Forse non è l’età dell’oro annunciata ma sicuramente un nuovo capitolo nella storia del pianeta. “L’America che Trump ha descritto è molto diversa da quella col cappello in mano dell’era Obama-Biden: è una superpotenza che si è stancata di autoflagellarsi ed è determinata a riaffermare i propri interessi nazionali senza guardare in faccia a nessuno. Le reazioni scomposte della sinistra mondiale sono prova provata di quanto questa nuova America ambiziosa e sicura dei propri mezzi faccia paura alla mafia globalista. (Luca Bocci, Torna Trump e torna l’America: una superpotenza stanca di autoflagellarsi, 21.1.25,atlantico.it). Si è capito fin dalle prime battute che non si sarebbe trattato del solito discorso pacato, istituzionale, di quelli che fanno addormentare dopo cinque battute. Trump ha sempre usato con parsimonia immagini religiose ma stavolta non ha problemi a dire che “Dio ha salvato la mia vita per una ragione: perché rendessi l’America di nuovo grande”. Per questo il 20 gennaio 2025 sarà per i cittadini americani il “giorno della Liberazione”. Nel discorso di Trump qualcuno addirittura ha visto la retorica reaganiana del Morning in America, spingendo forte sulle corde del cosiddetto “eccezionalismo americano”, vedremo.

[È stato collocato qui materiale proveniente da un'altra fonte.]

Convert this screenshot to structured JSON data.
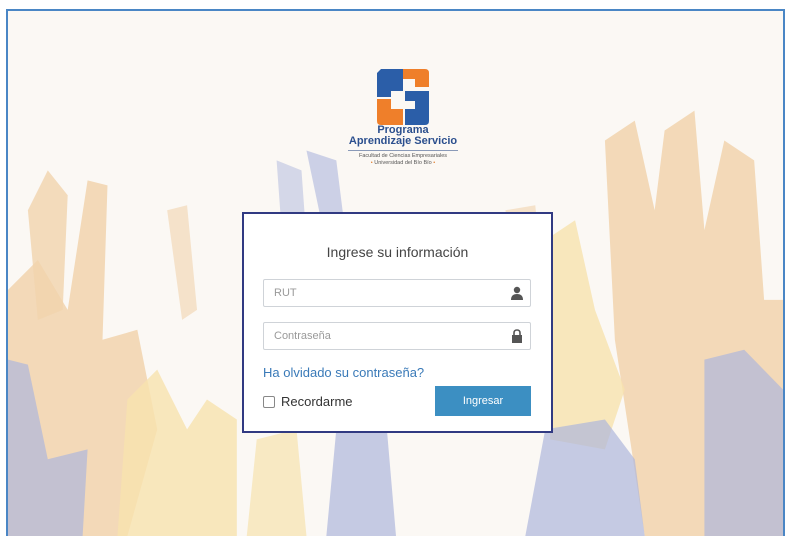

“La più importante decisione di Trump, secondo me, è stata quella di ristabilire la libertà di parola e opinione anche in pubblico, come previsto dal Primo Emendamento della Costituzione degli Stati Uniti, dopo che, negli ultimi 4 anni, «la precedente amministrazione ha calpestato i diritti di libertà di parola censurando il discorso degli americani…con il pretesto di combattere “disinformazione” e “misinformazione”, il governo federale ha…promosso la narrazione preferita dal governo su questioni significative del dibattito pubblico». Una decisione, scusate il gioco di parole, decisiva anche per la libertà religiosa nel paese e dovrebbe essere presa sul serio anche dalle istituzioni europee, sempre più affascinata dalla censura politicamente corretta. (Luca Volontè, La rivoluzione di Trump è iniziata subito. E favorisce la vita, 23.1.25,lanuovabq.it) Altri fattori evidenziati da Volontè, senza volerli sottolineare tutti, sono quelli che interessano il valore della vita nascente, l’ideologia gender e woke, l’educazione.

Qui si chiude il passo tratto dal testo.